Unsafe API and explicit VT allocation

John Rose john.r.rose at oracle.com
Fri Jul 20 22:02:23 UTC 2018


On Jul 20, 2018, at 2:53 AM, Roland Westrelin <rwestrel at redhat.com> wrote:
> 
> Hi John,
> 
> In the current code, Unsafe.getX on a value type argument either
> retrieves the corresponding field from the ValueTypeNode or if that
> can't work triggers an allocation:
> 
> http://hg.openjdk.java.net/valhalla/valhalla/file/d6e90a7411bb/src/hotspot/share/opto/library_call.cpp#l2356
> 
> (that code should also check that the access size matches the field
> size)

Yes, it's pretty rough code.  It should also check the type loaded as
well as the size.  And ciValueKlass::field_index_by_offset is a lossy
function to use with Unsafe, which can validly request *any* offset
and *any* type.  For example, it can perform bytewise loads from
long fields, and there are legitimate uses for this.

But, for *reading* a value type, it's basically the right idea.  The
semantic model is that you allocate a buffer with a stable layout,
and then you slice a few bytes from it with a load instruction.
If you can short-circuit the allocation of the buffer by recognizing
common idioms (when the slice is identical with or contained
in an exploded component of the value) then you take the win.
Otherwise you make the buffer and do the load the slow way.

> Unsafe.putX has not special logic for ValueTypeNode so using it would
> crash C2 but it could be modified with similar logic.
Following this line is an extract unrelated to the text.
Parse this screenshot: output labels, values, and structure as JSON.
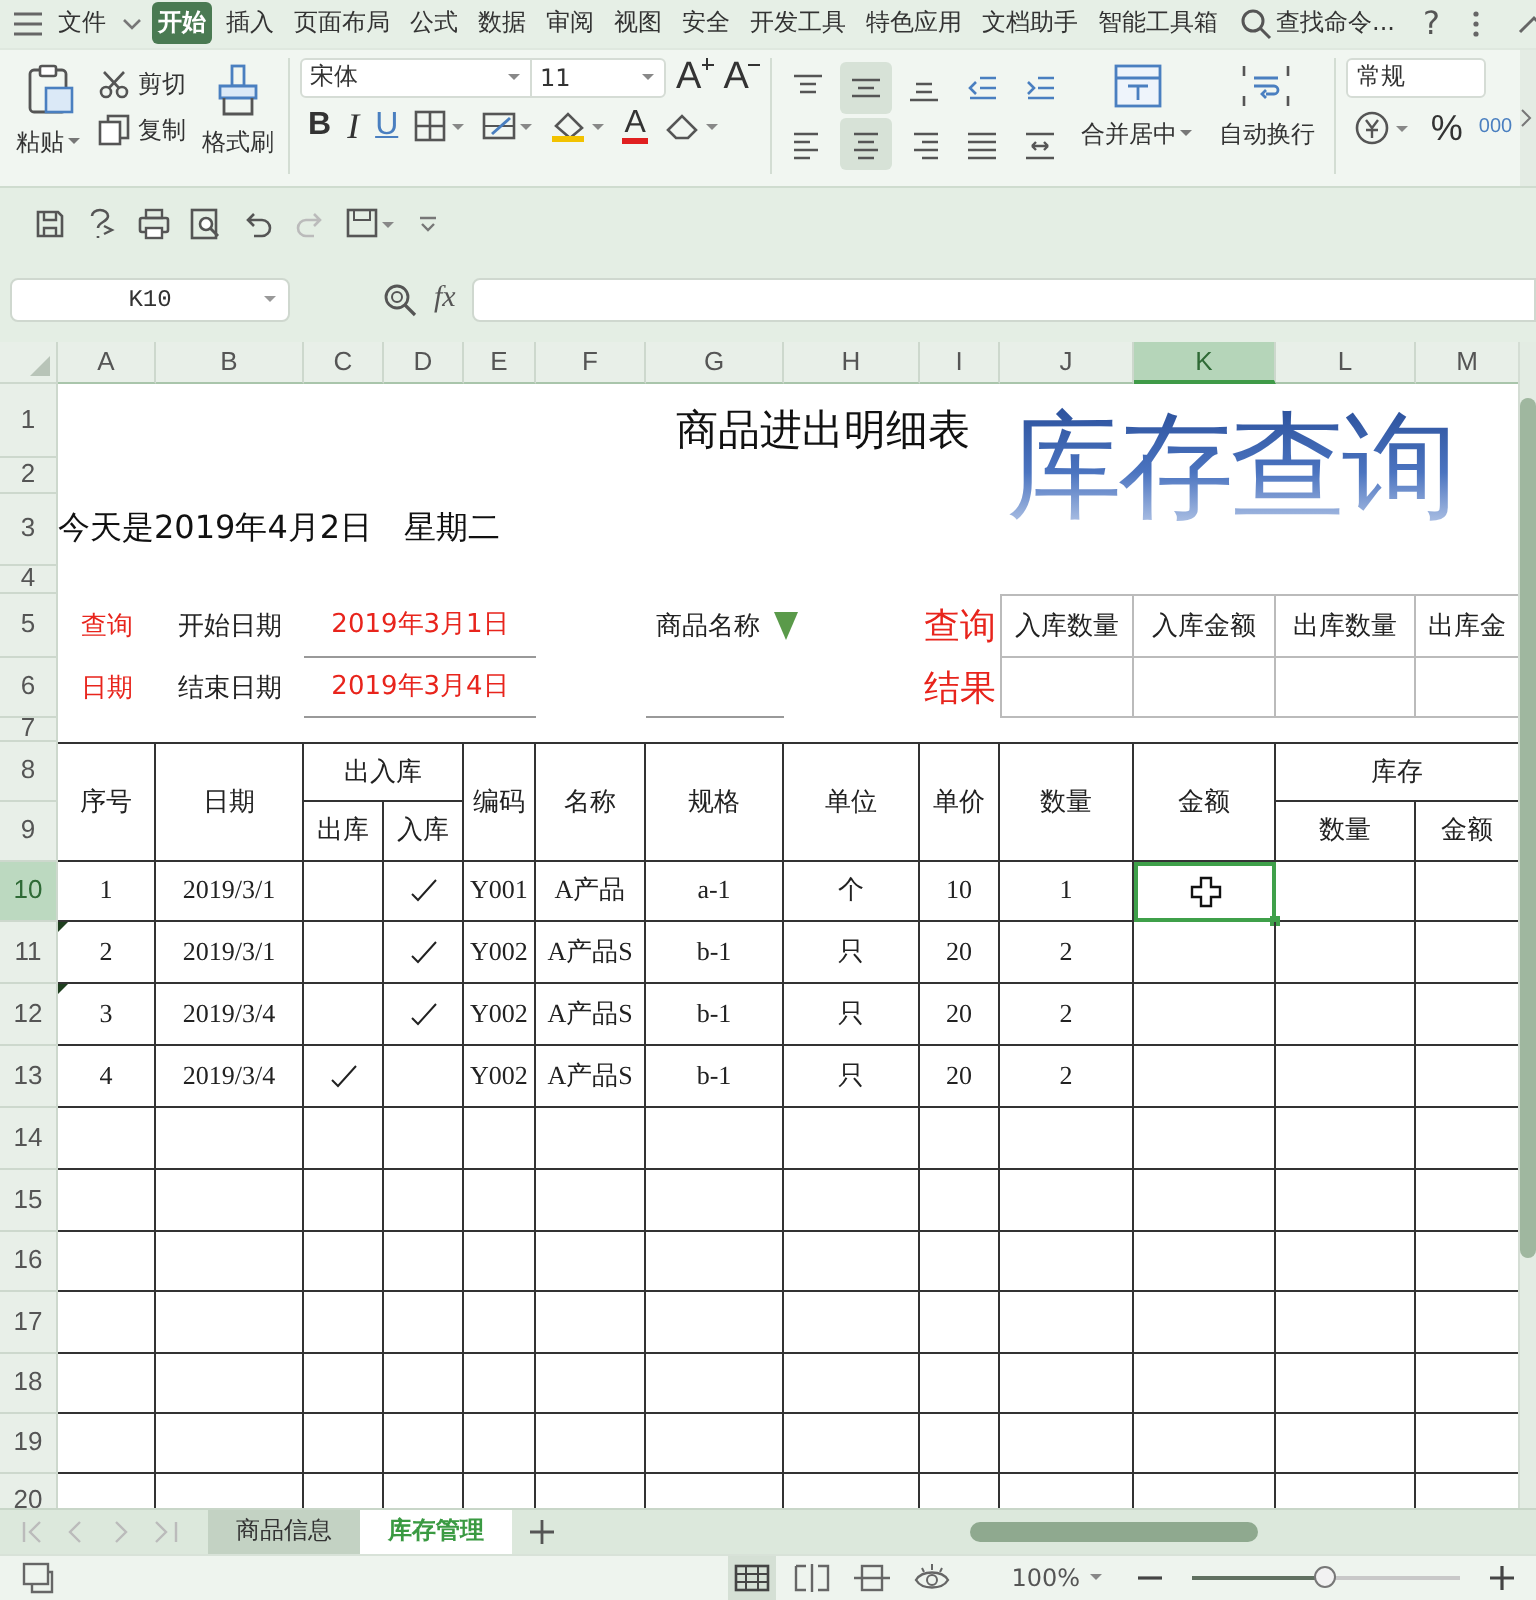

We would create a
> new ValueTypeNode with an updated field.

For *writing* a value type there is an output to be produced,
which is the updated value.  As you say, a similar trick can be
done as with reading, but there has to be a user model for
picking up the new value.  Also, for writing, de-aliasing is
crucial.  The JIT can tell if a reference to a value instance
might be used somewhere else, and can clone the buffer
storage in that case.  The current call to vt->allocate does
*not* de-alias the buffer, which would be major bug for
writes.  Indeed, this is at the root of why value type updates
need some extra care and thought with Unsafe.

One way to do updates is with a new suite of Unsafe API points,
withInt, withByte, etc., which produce a new value instance as
output.  That would fit in the model you are proposing; is that
what you were thinking of?

> In your example the allocation is only useless, if we can tell what
> field of the value type is updated, right?

Of course.  That would work with either my API or the one
which (I think) you are implying.

> So what is the benefit of having the allocation be explicit with a new
> unsafe rather than implicit like we have today?

Because of the problem of delivering the updated value, I don't
see how to do value updating without new Unsafe API points.
If I follow your implications, I think I have to introduce a large
number of new withX functions.  There are *many* putX functions,
because of the cross-product of types and access modes.
I suppose the withX functions would only need to be across
types, so perhaps they are kind of like a new access mode.

My proposal is different:  Repurpose the putX functions to
values by introducing two new API points: bufferValue and
unbufferValue to bracket peek-n-poke in a private buffer.

I think it's a more conservative delta on Unsafe.  I don't think
it changes the optimization opportunities for C2, relative to
adding withX functions; it just simplifies the API surface.

It's also closer to the hardware to do it my way, since every
user of Unsafe knows about memory layouts already and
knows that values can be buffered (e.g., in flat array elements).
So why not let them use that knowledge, to drive the familiar
getX and putX functions, instead of new withX functions?

Also, if we push withX functions down into the JIT, then
every field update will involve a separate transaction at
the IR level (to possibly allocate and also de-alias the
memory buffer—the current implementation fails to
de-alias, which would be a major bug).  If you give the
Unsafe user control of the de-aliasing task, the JIT's job
gets simplier, and the user gets more control.

More control, simpler API, less responsibility on JIT:
That's why I think we want 2 more API points, not #types
new API points.  And if you have a way to do it with zero
more Unsafe API points, of course I'm listening.

> (I'm on PTO for 2 weeks starting tomorrow)

Enjoy; sorry I won't see you at the Summit.